Le 15/10/2011
Indigné!
C’est une colère d'indignation qui monte dans certains esprits lorsque l’on voit apparaître à la une du webzine officiel ‘Planète Grenelle – La lettre du Ministère du développement durable’ (N° 16 du 13 octobre) un focus sur les zones humides.
Pourquoi cette colère ?
Tout particulier ou professionnel a bien saisi l’enjeu de la préservation des milieux aquatiques et de la ressource en eau. C’est ainsi que le diagnostic assainissement non collectif a été largement approuvé par les propriétaires, les vendeurs et les mandataires de vente.
En effet, le but du diagnostic assainissement s’intégre parfaitement dans le Plan d’Action en Faveur des Zones Humides lancé le 1er avril 2010 qui vise notamment à la réduction des atteintes diffuses et à développer des pratiques agricoles adaptées pour les zones humides les plus courantes.

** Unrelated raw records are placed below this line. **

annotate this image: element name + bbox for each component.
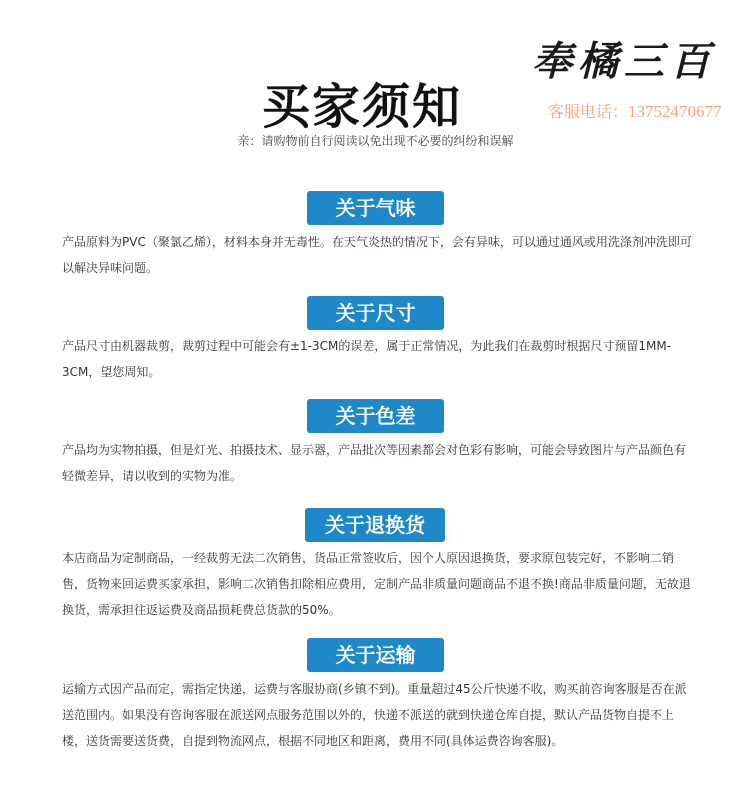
page-title: 买家须知	[262, 79, 463, 135]
section-body-size: 产品尺寸由机器裁剪，裁剪过程中可能会有±1-3CM的误差，属于正常情况，为此我们在裁剪时根据尺寸预留1MM-3CM，望您周知。	[62, 339, 672, 379]
section-body-shipping: 运输方式因产品而定，需指定快递，运费与客服协商(乡镇不到)。重量超过45公斤快递不收，购买前咨询客服是否在派送范围内。如果没有咨询客服在派送网点服务范围以外的，快递不派送的就到快递仓库自提，默认产品货物自提不上楼，送货需要送货费，自提到物流网点，根据不同地区和距离，费用不同(具体运费咨询客服)。	[62, 682, 687, 748]
section-body-color: 产品均为实物拍摄，但是灯光、拍摄技术、显示器，产品批次等因素都会对色彩有影响，可能会导致图片与产品颜色有轻微差异，请以收到的实物为准。	[62, 443, 687, 483]
brand-logo: 奉橘三百	[532, 38, 716, 85]
phone-label: 客服电话：	[548, 102, 629, 121]
section-label-odor: 关于气味	[307, 191, 444, 225]
section-body-odor: 产品原料为PVC（聚氯乙烯），材料本身并无毒性。在天气炎热的情况下，会有异味，可以通过通风或用洗涤剂冲洗即可以解决异味问题。	[62, 235, 692, 275]
section-body-returns: 本店商品为定制商品，一经裁剪无法二次销售，货品正常签收后，因个人原因退换货，要求原包装完好，不影响二销售，货物来回运费买家承担，影响二次销售扣除相应费用，定制产品非质量问题商品不退不换!商品非质量问题，无故退换货，需承担往返运费及商品损耗费总货款的50%。	[62, 551, 691, 617]
section-label-size: 关于尺寸	[307, 296, 444, 330]
section-label-returns: 关于退换货	[305, 508, 445, 542]
customer-service-phone	[548, 99, 722, 122]
section-label-color: 关于色差	[307, 399, 444, 433]
section-label-shipping: 关于运输	[307, 638, 444, 672]
phone-number: 13752470677	[628, 102, 722, 121]
page-subtitle: 亲：请购物前自行阅读以免出现不必要的纠纷和误解	[237, 134, 514, 148]
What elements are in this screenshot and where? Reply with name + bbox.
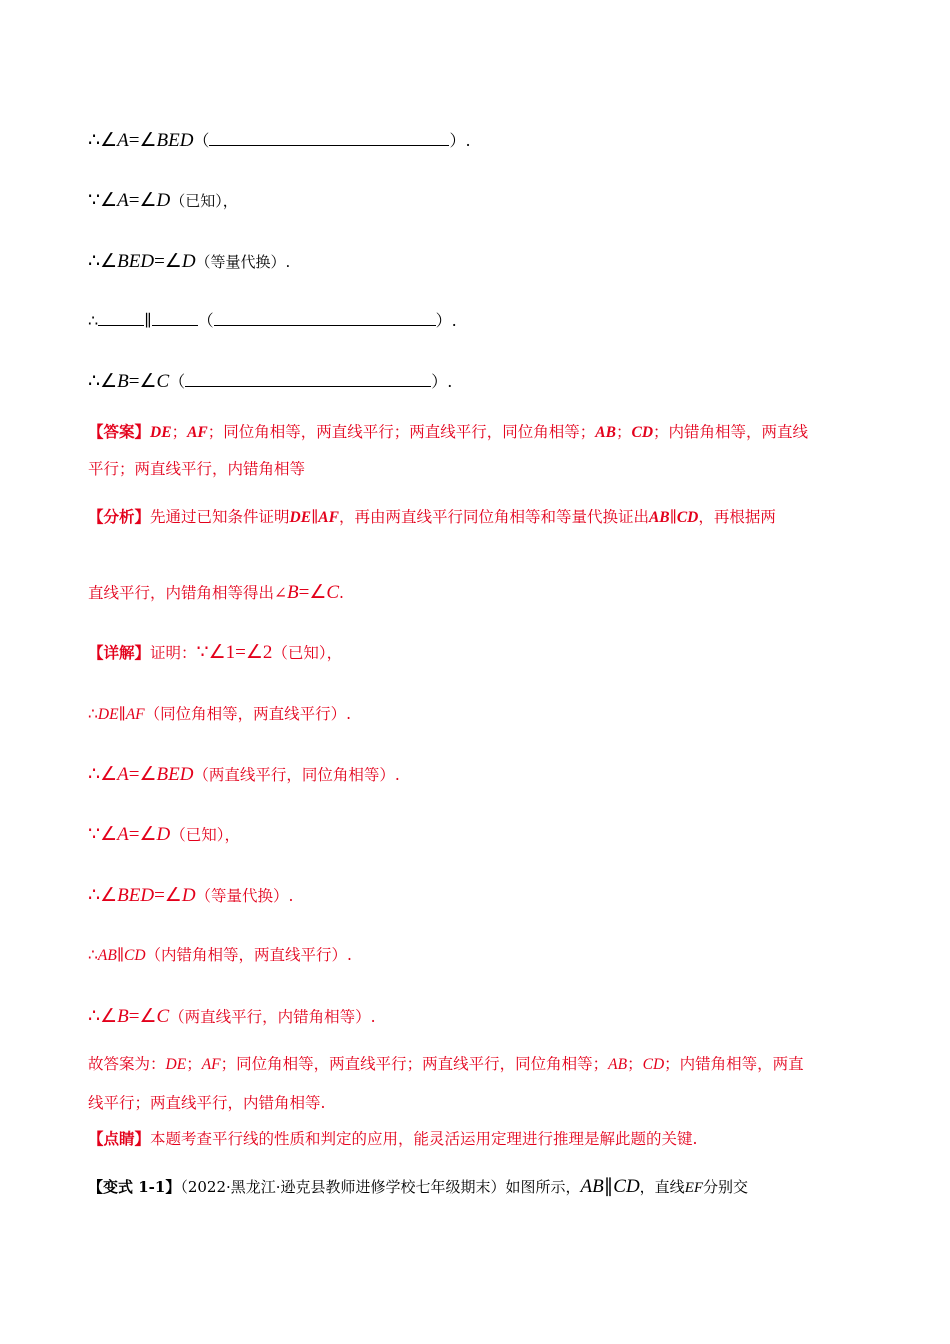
therefore: ∴: [88, 705, 98, 723]
var: 2: [262, 642, 273, 663]
var: AF: [201, 1056, 221, 1073]
blank-line-a[interactable]: [98, 311, 144, 326]
var: BED: [156, 764, 194, 785]
equals-angle: =∠: [128, 824, 157, 845]
var: AF: [125, 706, 145, 723]
var: AB: [97, 947, 117, 964]
var: DE: [165, 1056, 187, 1073]
var: D: [156, 824, 171, 845]
analysis-line-1: [88, 507, 776, 528]
blank-reason-1[interactable]: [209, 131, 449, 146]
var: B: [117, 1006, 129, 1027]
paren: ）.: [431, 372, 453, 391]
var: BED: [156, 130, 194, 151]
var: CD: [613, 1176, 640, 1197]
text: 本题考查平行线的性质和判定的应用，能灵活运用定理进行推理是解此题的关键.: [150, 1130, 698, 1148]
blank-reason-3[interactable]: [185, 372, 431, 387]
parallel-symbol: ∥: [144, 311, 152, 330]
var: B: [117, 371, 129, 392]
reason: （等量代换）.: [195, 253, 291, 271]
because-angle: ∵∠: [196, 642, 226, 663]
sep: ；: [627, 1055, 643, 1073]
var: AF: [318, 509, 339, 526]
answer-tag: 【答案】: [88, 422, 151, 441]
sep: ；内错角相等，两直: [664, 1055, 804, 1073]
variant-tag: 【变式 1-1】: [88, 1178, 181, 1196]
var: AF: [187, 424, 208, 441]
reason: （内错角相等，两直线平行）.: [145, 946, 352, 964]
parallel-symbol: ∥: [118, 705, 126, 723]
equals-angle: =∠: [128, 130, 157, 151]
answer-cont: 平行；两直线平行，内错角相等: [88, 460, 306, 478]
sep: ；同位角相等，两直线平行；两直线平行，同位角相等；: [207, 423, 596, 441]
reason: （同位角相等，两直线平行）.: [144, 705, 352, 723]
equals-angle: =∠: [128, 1006, 157, 1027]
var: C: [156, 371, 170, 392]
equals-angle: =∠: [128, 371, 157, 392]
reason: （两直线平行，内错角相等）.: [169, 1008, 376, 1026]
equals-angle: =∠: [154, 251, 182, 272]
var: C: [156, 1006, 170, 1027]
var: DE: [289, 509, 312, 526]
blank-line-b[interactable]: [152, 311, 198, 326]
sep: ；内错角相等，两直线: [653, 423, 809, 441]
sep: ；: [171, 423, 188, 441]
therefore-angle: ∴∠: [88, 764, 118, 785]
final-line-1: [88, 1054, 804, 1075]
paren: （: [169, 372, 186, 391]
text: 证明：: [150, 644, 197, 662]
reason: （两直线平行，同位角相等）.: [193, 766, 400, 784]
therefore-angle: ∴∠: [88, 885, 118, 906]
equals-angle: =∠: [154, 885, 182, 906]
period: .: [339, 584, 344, 602]
parallel-symbol: ∥: [116, 946, 124, 964]
detail-line-3: [88, 765, 400, 785]
equals-angle: =∠: [128, 764, 157, 785]
parallel-symbol: ∥: [669, 508, 677, 526]
proof-line-4: [88, 311, 457, 331]
detail-tag: 【详解】: [88, 643, 151, 662]
var: AB: [608, 1056, 628, 1073]
detail-line-7: [88, 1007, 376, 1027]
reason: （已知），: [170, 826, 240, 844]
equals-angle: =∠: [128, 190, 157, 211]
var: D: [156, 190, 171, 211]
paren: ）.: [449, 131, 471, 150]
proof-line-3: [88, 252, 290, 272]
final-line-2: [88, 1093, 325, 1113]
parallel-symbol: ∥: [311, 508, 319, 526]
answer-line-1: [88, 422, 808, 443]
var: A: [117, 824, 129, 845]
var: 1: [225, 642, 236, 663]
var: CD: [123, 947, 146, 964]
var: CD: [631, 424, 654, 441]
therefore-angle: ∴∠: [88, 251, 118, 272]
text: 先通过已知条件证明: [150, 508, 290, 526]
reason: （等量代换）.: [195, 887, 294, 905]
text: 线平行；两直线平行，内错角相等.: [88, 1094, 326, 1112]
proof-line-1: [88, 131, 471, 151]
text: 故答案为：: [88, 1055, 166, 1073]
analysis-tag: 【分析】: [88, 507, 151, 526]
detail-line-4: [88, 825, 240, 845]
reason: （已知），: [170, 192, 238, 210]
var: BED: [117, 251, 155, 272]
var: DE: [97, 706, 119, 723]
equals-angle: =∠: [298, 582, 327, 603]
proof-line-5: [88, 372, 452, 392]
var: BED: [117, 885, 155, 906]
var: CD: [676, 509, 699, 526]
proof-line-2: [88, 191, 238, 211]
text: ，直线: [639, 1178, 685, 1196]
var: AB: [648, 509, 670, 526]
paren: ）.: [435, 311, 457, 330]
sep: ；同位角相等，两直线平行；两直线平行，同位角相等；: [220, 1055, 609, 1073]
therefore-angle: ∴∠: [88, 1006, 118, 1027]
reason: （已知），: [272, 644, 343, 662]
var: AB: [595, 424, 616, 441]
therefore: ∴: [88, 311, 99, 330]
parallel-symbol: ∥: [603, 1176, 614, 1197]
therefore-angle: ∴∠: [88, 130, 118, 151]
sep: ；: [615, 423, 632, 441]
detail-line-1: [88, 643, 342, 663]
var: AB: [580, 1176, 604, 1197]
var: EF: [684, 1180, 704, 1196]
var: A: [117, 130, 129, 151]
var: DE: [150, 424, 172, 441]
text: 直线平行，内错角相等得出∠: [88, 584, 287, 602]
because-angle: ∵∠: [88, 190, 118, 211]
var: C: [326, 582, 340, 603]
variant-source: （2022·黑龙江·逊克县教师进修学校七年级期末）如图所示，: [180, 1178, 581, 1196]
detail-line-6: [88, 945, 352, 966]
detail-line-5: [88, 886, 293, 906]
var: D: [181, 251, 196, 272]
analysis-line-2: [88, 583, 344, 603]
var: D: [181, 885, 196, 906]
detail-line-2: [88, 704, 351, 725]
var: A: [117, 764, 129, 785]
text: ，再由两直线平行同位角相等和等量代换证出: [338, 508, 649, 526]
var: CD: [642, 1056, 665, 1073]
because-angle: ∵∠: [88, 824, 118, 845]
answer-line-2: [88, 459, 305, 479]
blank-reason-2[interactable]: [214, 311, 436, 326]
paren: （: [197, 311, 214, 330]
paren: （: [193, 131, 210, 150]
therefore: ∴: [88, 946, 98, 964]
point-line: [88, 1129, 697, 1149]
var: A: [117, 190, 129, 211]
text: 分别交: [703, 1178, 749, 1196]
text: ，再根据两: [698, 508, 776, 526]
var: B: [287, 582, 299, 603]
variant-line: [88, 1177, 748, 1198]
sep: ；: [186, 1055, 202, 1073]
therefore-angle: ∴∠: [88, 371, 118, 392]
point-tag: 【点睛】: [88, 1129, 151, 1148]
equals-angle: =∠: [235, 642, 263, 663]
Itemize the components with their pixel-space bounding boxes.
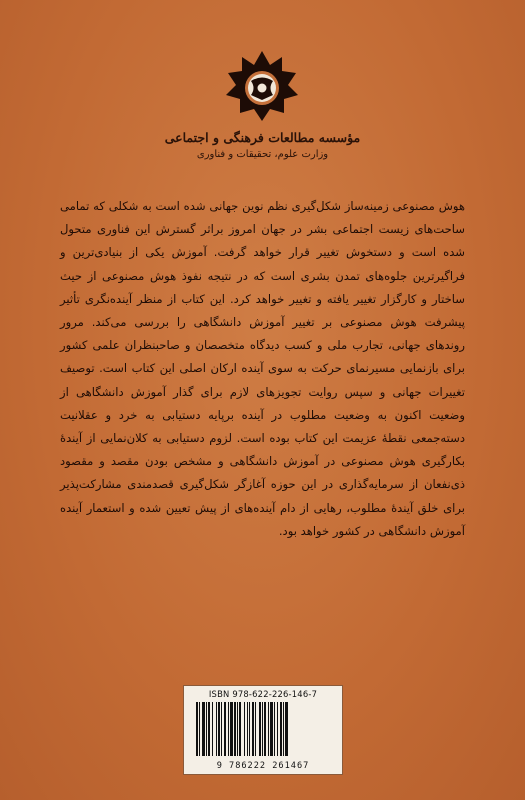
barcode-icon [194, 702, 332, 756]
publisher-ministry: وزارت علوم، تحقیقات و فناوری [196, 149, 329, 160]
isbn-barcode-box [183, 685, 343, 775]
isbn-digits: 9 786222 261467 [216, 761, 310, 771]
publisher-name: مؤسسه مطالعات فرهنگی و اجتماعی [164, 130, 361, 145]
isbn-label: ISBN 978-622-226-146-7 [208, 689, 318, 699]
publisher-emblem-icon [223, 48, 301, 126]
back-cover-blurb: هوش مصنوعی زمینه‌ساز شکل‌گیری نظم نوین جهانی شده است به شکلی که تمامی ساحت‌های زیست اجتماعی بشر در جهان امروز براثر گسترش این فناوری متحول شده است و دستخوش تغییر قرار خواهد گرفت. آموزش یکی از بنیادی‌ترین و فراگیرترین جلوه‌های تمدن بشری است که در نتیجه نفوذ هوش مصنوعی از حیث ساختار و کارگزار تغییر یافته و تغییر خواهد کرد. این کتاب از منظر آینده‌نگری تأثیر پیشرفت هوش مصنوعی بر تغییر آموزش دانشگاهی را بررسی می‌کند. مرور روندهای جهانی، تجارب ملی و کسب دیدگاه متخصصان و صاحبنظران علمی کشور برای بازنمایی مسیرنمای حرکت به سوی آینده ارکان اصلی این کتاب است. توصیف تغییرات جهانی و سپس روایت تجویزهای لازم برای گذار آموزش دانشگاهی از وضعیت اکنون به وضعیت مطلوب در آینده برپایه دستیابی به خرد و عقلانیت دسته‌جمعی نقطهٔ عزیمت این کتاب بوده است. لزوم دستیابی به کلان‌نمایی از آیندهٔ بکارگیری هوش مصنوعی در آموزش دانشگاهی و مشخص بودن مقصد و مقصود ذی‌نفعان از سرمایه‌گذاری در این حوزه آغازگر شکل‌گیری قصدمندی مشارکت‌پذیر برای خلق آیندهٔ مطلوب، رهایی از دام آینده‌های از پیش تعیین شده و استعمار آینده آموزش دانشگاهی در کشور خواهد بود. [60, 199, 465, 538]
publisher-block [0, 130, 525, 160]
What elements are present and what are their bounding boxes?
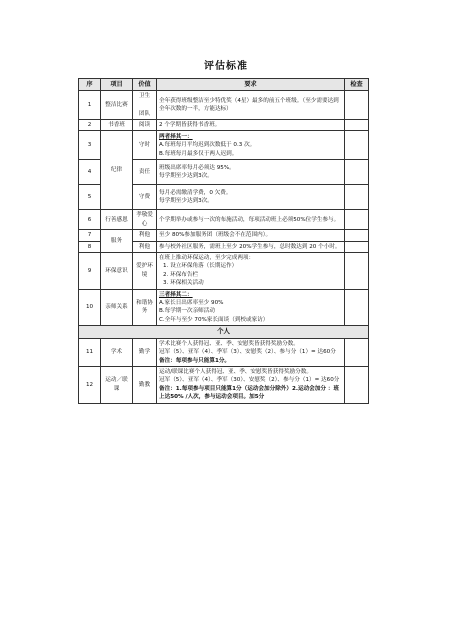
requirement-line: 每学期至少达到3次。	[159, 173, 213, 180]
section-row	[79, 326, 369, 339]
row-requirement	[157, 366, 345, 403]
row-requirement	[157, 338, 345, 366]
table-row	[79, 289, 369, 326]
row-item: 运动／联课	[101, 366, 133, 403]
row-value: 勤教	[133, 366, 157, 403]
requirement-line: 2. 环保布告栏	[163, 271, 199, 278]
requirement-line: B.每学期一次亲师活动	[159, 308, 215, 315]
requirement-line: 在班上推动环保运动，至少完成两项：	[159, 255, 255, 262]
row-item: 书香班	[101, 120, 133, 131]
requirement-line: 3. 环保相关活动	[163, 280, 204, 287]
row-value-b: 团队	[138, 110, 151, 117]
row-check	[345, 185, 369, 210]
row-item: 亲师关系	[101, 289, 133, 326]
table-header-row	[79, 79, 369, 91]
row-item: 服务	[101, 230, 133, 253]
row-value: 爱护环境	[133, 253, 157, 290]
requirement-line: A.每班每月平均迟到次数低于 0.3 次。	[159, 142, 256, 149]
row-requirement: 2 个学期皆获得书香班。	[157, 120, 345, 131]
row-check	[345, 338, 369, 366]
row-item: 环保意识	[101, 253, 133, 290]
row-requirement	[157, 289, 345, 326]
row-requirement	[157, 160, 345, 185]
row-no: 3	[79, 131, 101, 160]
row-requirement: 至少 80%参加服务团（班级会不在范围内）。	[157, 230, 345, 241]
row-value: 利他	[133, 230, 157, 241]
row-value: 责任	[133, 160, 157, 185]
row-no: 12	[79, 366, 101, 403]
row-check	[345, 366, 369, 403]
section-personal: 个人	[79, 326, 369, 339]
requirement-line: C.全年与至少 70%家长面谈（到校或家访）	[159, 316, 269, 323]
header-check: 检查	[345, 79, 369, 91]
requirement-line: B.每班每月最多仅于两人迟到。	[159, 150, 238, 157]
row-requirement	[157, 253, 345, 290]
row-check	[345, 210, 369, 230]
row-value: 阅读	[133, 120, 157, 131]
page-title: 评估标准	[204, 61, 248, 72]
row-value: 守时	[133, 131, 157, 160]
requirement-line: 冠军（5）、亚军（4）、季军（30）、安慰奖（2）、参与分（1）= 达60分	[159, 377, 340, 384]
table-row	[79, 366, 369, 403]
row-no: 8	[79, 241, 101, 252]
row-requirement: 全年获得班级整洁至少特优奖（4星）最多的前五个班级。（至少需要达到全年次数的一半，方能达标）	[157, 91, 345, 120]
row-check	[345, 131, 369, 160]
row-check	[345, 230, 369, 241]
requirement-line: 每学期至少达到3次。	[159, 198, 213, 205]
row-no: 10	[79, 289, 101, 326]
row-value	[133, 91, 157, 120]
row-requirement: 参与校外社区服务，需班上至少 20%学生参与，总时数达到 20 个小时。	[157, 241, 345, 252]
row-no: 4	[79, 160, 101, 185]
row-item: 学术	[101, 338, 133, 366]
choice-heading: 两者择其一：	[159, 133, 193, 140]
row-requirement: 个学期举办或参与一次的布施活动，每项活动班上必须50%位学生参与。	[157, 210, 345, 230]
table-row	[79, 120, 369, 131]
requirement-line: 运动/联课比赛个人获得冠、亚、季、安慰奖皆获得奖励分数。	[159, 368, 312, 375]
row-value: 和谐协务	[133, 289, 157, 326]
header-value: 价值	[133, 79, 157, 91]
requirement-line: 1. 设立环保角落（长期运作）	[163, 263, 238, 270]
row-item: 行善感恩	[101, 210, 133, 230]
row-check	[345, 253, 369, 290]
choice-heading: 三者择其二：	[159, 291, 193, 298]
row-no: 5	[79, 185, 101, 210]
requirement-line: A.家长日出席率至少 90%	[159, 299, 224, 306]
row-no: 11	[79, 338, 101, 366]
row-item: 整洁比赛	[101, 91, 133, 120]
table-row	[79, 253, 369, 290]
row-value: 孝敬爱心	[133, 210, 157, 230]
row-no: 9	[79, 253, 101, 290]
requirement-note: 备注：1.每项参与项目只能算1分（运动会加分除外）2.运动会加分 ：班上达50% /人次，参与运动会项目。加5分	[159, 385, 340, 401]
table-row	[79, 131, 369, 160]
row-value: 利他	[133, 241, 157, 252]
row-item: 纪律	[101, 131, 133, 210]
row-check	[345, 241, 369, 252]
row-value: 勤学	[133, 338, 157, 366]
row-check	[345, 160, 369, 185]
requirement-line: 班级出席率每月必须达 95%。	[159, 165, 235, 172]
row-no: 1	[79, 91, 101, 120]
row-requirement	[157, 131, 345, 160]
row-check	[345, 289, 369, 326]
table-row	[79, 230, 369, 241]
row-no: 2	[79, 120, 101, 131]
header-item: 项目	[101, 79, 133, 91]
table-row	[79, 91, 369, 120]
row-check	[345, 91, 369, 120]
row-check	[345, 120, 369, 131]
requirement-line: 每月必需缴清学费，0 欠费。	[159, 190, 232, 197]
header-requirement: 要求	[157, 79, 345, 91]
row-value-a: 卫生	[138, 93, 151, 100]
row-requirement	[157, 185, 345, 210]
table-row	[79, 210, 369, 230]
header-no: 序	[79, 79, 101, 91]
requirement-note: 备注：每项参与只能算1分。	[159, 357, 231, 364]
row-value: 守费	[133, 185, 157, 210]
requirement-line: 学术比赛个人获得冠、亚、季、安慰奖皆获得奖励分数。	[159, 340, 299, 347]
criteria-table	[78, 78, 369, 404]
row-no: 7	[79, 230, 101, 241]
requirement-line: 冠军（5）、亚军（4）、季军（3）、安慰奖（2）、参与分（1）= 达60分	[159, 349, 336, 356]
row-no: 6	[79, 210, 101, 230]
table-row	[79, 338, 369, 366]
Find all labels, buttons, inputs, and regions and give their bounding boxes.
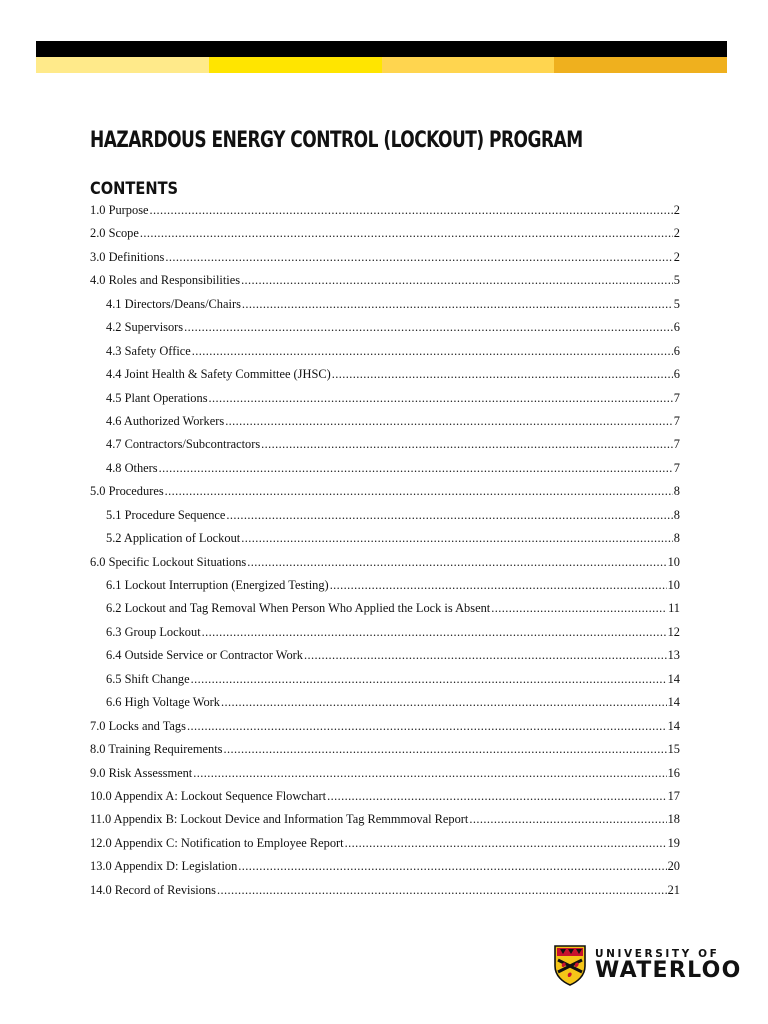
- toc-entry-label: 4.4 Joint Health & Safety Committee (JHSC): [106, 367, 331, 382]
- toc-entry-page: 7: [673, 413, 680, 428]
- toc-entry-label: 4.2 Supervisors: [106, 320, 184, 335]
- toc-entry-page: 8: [673, 531, 680, 546]
- toc-entry-label: 6.2 Lockout and Tag Removal When Person Who Applied the Lock is Absent: [106, 601, 491, 616]
- toc-entry[interactable]: [90, 883, 680, 906]
- toc-entry-label: 5.1 Procedure Sequence: [106, 507, 226, 522]
- toc-entry[interactable]: [90, 320, 680, 343]
- toc-entry[interactable]: [90, 695, 680, 718]
- toc-entry-page: 5: [673, 296, 680, 311]
- toc-entry-label: 4.6 Authorized Workers: [106, 413, 225, 428]
- toc-entry[interactable]: [90, 344, 680, 367]
- toc-entry-page: 6: [673, 367, 680, 382]
- toc-dot-leader: [140, 226, 673, 241]
- toc-entry-label: 4.0 Roles and Responsibilities: [90, 273, 241, 288]
- document-title: HAZARDOUS ENERGY CONTROL (LOCKOUT) PROGRAM: [90, 128, 583, 153]
- toc-dot-leader: [217, 883, 667, 898]
- toc-entry-label: 4.1 Directors/Deans/Chairs: [106, 296, 241, 311]
- logo-university-of: UNIVERSITY OF: [595, 948, 720, 960]
- toc-entry-page: 14: [667, 695, 680, 710]
- toc-entry-label: 4.8 Others: [106, 460, 158, 475]
- toc-entry-label: 6.5 Shift Change: [106, 671, 190, 686]
- toc-entry-label: 6.0 Specific Lockout Situations: [90, 554, 247, 569]
- toc-dot-leader: [191, 672, 667, 687]
- toc-dot-leader: [209, 391, 673, 406]
- toc-entry-label: 7.0 Locks and Tags: [90, 718, 186, 733]
- toc-entry-label: 6.1 Lockout Interruption (Energized Testing): [106, 578, 329, 592]
- toc-dot-leader: [327, 789, 667, 804]
- toc-entry[interactable]: [90, 672, 680, 695]
- toc-entry-page: 2: [673, 226, 680, 241]
- stripe-3: [382, 57, 555, 73]
- toc-entry[interactable]: [90, 437, 680, 460]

Rappelons que selon le site officiel du ministère : «Les eaux usées de nos habitations nécessitent d’être évacuées puis restituées dans le milieu naturel tout en préservant la santé publique et l’environnement. Il convient donc de traiter les polluants véhiculés par nos eaux usées (essentiellement matière organique, azote et phosphore) afin de limiter leur impact sur nos milieux aquatiques. »
Parallèlement à la mise en place de l’obligation du diagnostic assainissement non collectif, le Journal Officiel a publié mardi le décret (signé par le Premier Ministre, et les ministres de l'Agriculture et de l'Ecologie), qui va permettre d'augmenter les quantités d'azote épandues sur les terres agricoles.
Une manoeuvre subtile
Comment produire un tel décret allant à l’encontre de tous les engagements pris ? Tout simplement en jouant sur les mots et les sigles.
Depuis 2001, en application de la directive européenne «nitrates», les agriculteurs pouvaient épandre jusqu'à 170 kilos d'azote organique (effluents animaux, lisier) par hectare de SPE (Surface Potentiellement Epandable).
La SPE (Surface Potentiellement Epandable) est un calcul déduisant de la Surface Agricole Utile (SAU) les «surfaces à proximité des cours d'eau, du littoral, des tiers». La surface potentiellement épandable a été définie afin de limiter les fortes concentrations de nitrates dans les cours d’eau qui à terme favorisent la prolifération d’algues vertes comme phénomène le plus visible.
Le nouveau décret ne change pas grand-chose, juste un terme ou un sigle puisqu’il stipule que la quantité maximale d'azote contenu dans les effluents d'élevage pouvant être épandue annuellement «ne peut être supérieure à 170 kilos d'azote par hectare de surface agricole utile».
En fait, le nouveau décret annule purement et simplement la notion de Surface Potentiellement Epandable (SPE) qui était destinée à la préservation des cours d’eau, du littoral et des riverains ; par la même occasion, en passant de 170 kg d’azote par hectare de Surface Potentiellement Epandable à 170 kg d’azote par hectare de Surface Agricole Utile, les épandeurs profiteront d’une extension de 20% environ de leur capacité à épandre des lisiers dans les champs.
Entretemps, le particulier qui a acheté une maison ayant une fosse septique pas tout à fait aux normes ne dispose que d’un à quatre ans pour la remettre aux normes sinon…
Les matières de vidange issues des dispositifs d’ANC sont considérées comme des « déchets » au sens de l’article L.541-1 et suivants du Code de l’Environnement et sont inscrites dans la nomenclature « déchets » définie dans le décret n° 2002-540 relatif à la classification des déchets (rubrique 20 03 04 boues de fosses septiques).
Les articles L541-46 alinéa I -2° et L 541-47 du Code de l’Environnement sanctionnent la méconnaissance de prescriptions relatives à l’élimination des déchets prévoient jusqu’à 75 000 euros d’amende et deux ans d’emprisonnement.